Scripted by Toby Harvard (The Greasy Strangler) from a story by Timpson, the movie starts with Norval Greenwood (Wood) arriving at a remote, impressively funky beachside home – described as looking like ‘a UFO from the 60s’ – in response to a letter from the father who abandoned him and his Mom when he was a child, hoping to learn something about the man and forge some sort of a relationship. Norval’s haircut is at once obviously expensive and deeply crap – and the same goes for his gold-plated limited edition cell phone and Asian character neck tattoos. When the crusty, leathery old guy in the house (McHattie) asks him what he does in the music industry, he waffles about it and tries to impress Daddy with the big names he claims as friends – though the only one Dad has heard of is Elton John, and he claims that as a limo driver he knows ‘Reginald’ too, proving that they’re both full of shit. This stretch of the film is low-key, nuanced, sinister, funny-painful and hinges on the mystery of why the old man even bothered to write the letter to the mid-thirties kid he plainly despises (and accuses of stuffing rats up his vagina). Norval admits to having issues with alcohol, which Daddy – who guzzles straight from the bottle – takes to mean he can’t handle his drink … and it emerges that growing up with money (mysteriously) but without a father has left him desperately incomplete.

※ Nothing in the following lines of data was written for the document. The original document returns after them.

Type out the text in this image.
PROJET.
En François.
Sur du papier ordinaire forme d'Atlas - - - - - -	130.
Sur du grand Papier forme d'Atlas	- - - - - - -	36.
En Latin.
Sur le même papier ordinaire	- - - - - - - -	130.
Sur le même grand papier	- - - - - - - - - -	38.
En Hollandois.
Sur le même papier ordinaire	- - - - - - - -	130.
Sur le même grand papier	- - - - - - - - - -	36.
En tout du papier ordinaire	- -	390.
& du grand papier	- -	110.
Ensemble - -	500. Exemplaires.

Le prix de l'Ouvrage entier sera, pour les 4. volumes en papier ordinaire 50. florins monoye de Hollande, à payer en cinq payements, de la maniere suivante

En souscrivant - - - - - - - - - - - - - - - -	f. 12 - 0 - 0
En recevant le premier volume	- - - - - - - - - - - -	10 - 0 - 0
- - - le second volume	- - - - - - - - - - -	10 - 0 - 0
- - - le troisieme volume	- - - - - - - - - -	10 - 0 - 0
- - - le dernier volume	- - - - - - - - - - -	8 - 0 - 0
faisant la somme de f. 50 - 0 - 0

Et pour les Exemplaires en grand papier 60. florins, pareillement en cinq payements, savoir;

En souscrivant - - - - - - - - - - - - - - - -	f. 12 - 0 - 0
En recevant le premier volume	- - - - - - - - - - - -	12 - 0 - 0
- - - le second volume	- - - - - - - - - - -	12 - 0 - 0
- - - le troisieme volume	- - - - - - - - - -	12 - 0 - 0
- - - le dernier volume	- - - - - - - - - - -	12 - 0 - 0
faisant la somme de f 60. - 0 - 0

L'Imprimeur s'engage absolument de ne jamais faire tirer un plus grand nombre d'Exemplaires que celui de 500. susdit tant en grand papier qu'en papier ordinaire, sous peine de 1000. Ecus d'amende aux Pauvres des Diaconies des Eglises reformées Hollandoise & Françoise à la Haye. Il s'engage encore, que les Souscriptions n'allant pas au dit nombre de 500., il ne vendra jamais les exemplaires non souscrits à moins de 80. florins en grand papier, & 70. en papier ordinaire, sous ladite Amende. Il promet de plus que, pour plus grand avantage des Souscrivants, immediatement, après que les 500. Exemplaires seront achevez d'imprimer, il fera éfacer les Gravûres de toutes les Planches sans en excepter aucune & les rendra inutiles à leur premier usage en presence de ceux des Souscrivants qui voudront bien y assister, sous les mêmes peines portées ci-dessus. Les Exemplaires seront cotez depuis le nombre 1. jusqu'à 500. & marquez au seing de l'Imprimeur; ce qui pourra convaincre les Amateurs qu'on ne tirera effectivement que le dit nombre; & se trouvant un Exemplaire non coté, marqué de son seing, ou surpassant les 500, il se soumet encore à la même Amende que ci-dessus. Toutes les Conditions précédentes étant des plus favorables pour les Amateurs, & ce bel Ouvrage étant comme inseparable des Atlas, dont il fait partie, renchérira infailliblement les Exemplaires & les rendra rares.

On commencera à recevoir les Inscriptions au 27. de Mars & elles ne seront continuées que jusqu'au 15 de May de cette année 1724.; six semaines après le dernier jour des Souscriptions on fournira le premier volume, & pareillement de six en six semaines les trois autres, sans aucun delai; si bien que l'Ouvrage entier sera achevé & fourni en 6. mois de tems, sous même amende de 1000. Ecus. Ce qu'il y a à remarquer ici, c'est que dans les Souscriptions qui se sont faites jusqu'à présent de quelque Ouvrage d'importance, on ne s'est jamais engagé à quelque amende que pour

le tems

Then, things happen … and the mood changes, with the arrival of new characters, questions raised about what we’ve come to believe, an escalation of grim comedy violence in the shaggy dog story tradition of many recent backwoods noirs, secrets hidden under the UFO, and contrasting guest turns from Donovan and Smiley as treacherous, dangerous ex-comrades of the old man. There’s a certain probing melancholy in the father-son scenes that gives way to more action-oriented desperation and a lot of non sequitur talk that’s genuinely funny (a routine about the relative nutritional values of a severed ear and a shot-glass full of semen is going to be quoted for a while) or truly bizarre (including the line about Michael Heseltine, quoted above). The plot snakes around and eats itself, as Norval struggles for answers – with all three of his co-stars positioned as possible bad fathers with whom he has to make some sort of connection in a long-lost-parent version of ‘snog, marry, kill’. An Irish-Canadian-New Zealand co-production set in Oregon, it has a lovely, misleadingly calming central location – though it relocates to a seedy swingers’ motel for a gruesome climax.